Staphylococci counts were highly variable for samples from different farms, in concordance with the reported by other authors [31,32]. This fact could be related to differences in farming practices and could have important consequences from the perspective of both animal health (risk of infection, increase in animal replacement, and decrease in milk production, both leading to significant economic losses) and public health (antibiotic resistance, BA production, etc.).
The staphylococcal contamination profile in bulk tank ewe’s milk from this study revealed the presence of species that cause both clinical mastitis (S. aureus) and subclinical mastitis (coagulase-negative staphylococci, especially S. epidermidis), and it agrees with the results found by other authors in sheep milk [2,33,34].
Results from the antibiotic resistance phenotypic assay revealed a high percentage of isolates resistant to many of the antibiotics assayed, which could have repercussions for public health. Sarmah et al. [35] reported that the use of antibiotics by the livestock industry, as a preventive rather than a curative measure, could have contributed to the appearance of resistant strains, and to relieve this situation, EU has regulated use of antimicrobials in livestock (Regulation EU no 2019/6 [11]). In addition, the improvement of the protocols and the establishment of authorized products for the treatment of intramammary infections in sheep would be desirable, especially those produced by staphylococci, as was performed in cows [36]. Mavrogianni et al. [37] recommend carrying out an antibiogram prior to the administration of specific antimicrobials against the causative agent at drying off.
Incidence of resistance to antibiotics varied with the species and the isolates, but results obtained for the different antibiotics were sometimes coincident with those reported by other authors. As in this study, Rahmdel et al. [38] reported that 100% of staphylococci from goat and sheep milk were susceptible to gentamicin, vancomycin, and chloramphenicol, while Ruiz et al. [19] reported, for staphylococci from goat milk, that 98% and 100% of strains were susceptible to vancomycin and nitrofurantoin, respectively, and only 10% were intermediate to chloramphenicol. Concordance with the results by Ed-Dra et al. [39] was obtained for gentamicin, vancomycin, ampicillin, and penicillin, though these authors reported higher percentages of S. aureus strains resistant to tetracycline (76.2%), chloramphenicol (19.1%), and streptomycin (84.1%).

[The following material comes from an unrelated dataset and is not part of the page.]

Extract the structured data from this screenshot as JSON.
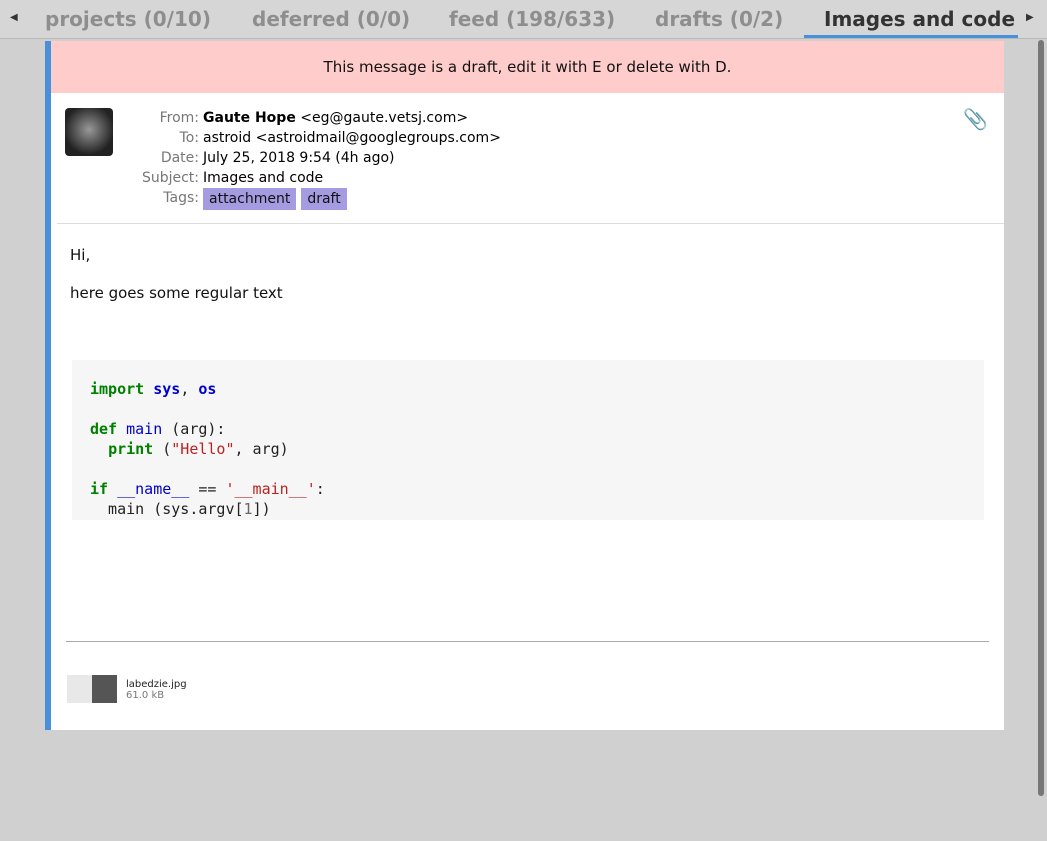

As mentioned for the phenotypic assay, the prevalence of antibiotic-resistant genes varied with the isolates. Discrepancies in the results by Rahmdel et al. [38] were observed, since these authors displayed that tetM gene was present in only 18% of the Staphylococcus strains from goat and sheep milk, while ermB and mecA genes were present in the 85.7% of them. None of the isolates assayed in our study harbored the mecA gene encoding methicillin resistance. Ruiz et al. [19] reported low prevalence of antibiotic resistance genes for staphylococci from goat milk, with only two genes encoding for erythromycin resistance being present—the ermB and mefA genes. The presence of staphylococci harboring antibiotic resistance genes is a matter of concern because of the possibility of transmission to other bacteria through the food chain.
When results from phenotypic and genetic assays were compared, both concordances, as occurred for vancomycin, gentamicin, tetracycline, ciprofloxacin, and erythromycin, and discrepancies, as for β-lactams, between both types of analysis, were obtained. Other authors [19,20,38] also reported discrepancies that were explained by the presence of silent genes, by genetic mutations in the coding or promoter regions of the genes, or because the detection by PCR of a single gene in an antibiotic resistance operon may overlook the absence of the other genes involved in phenotypic expression [20].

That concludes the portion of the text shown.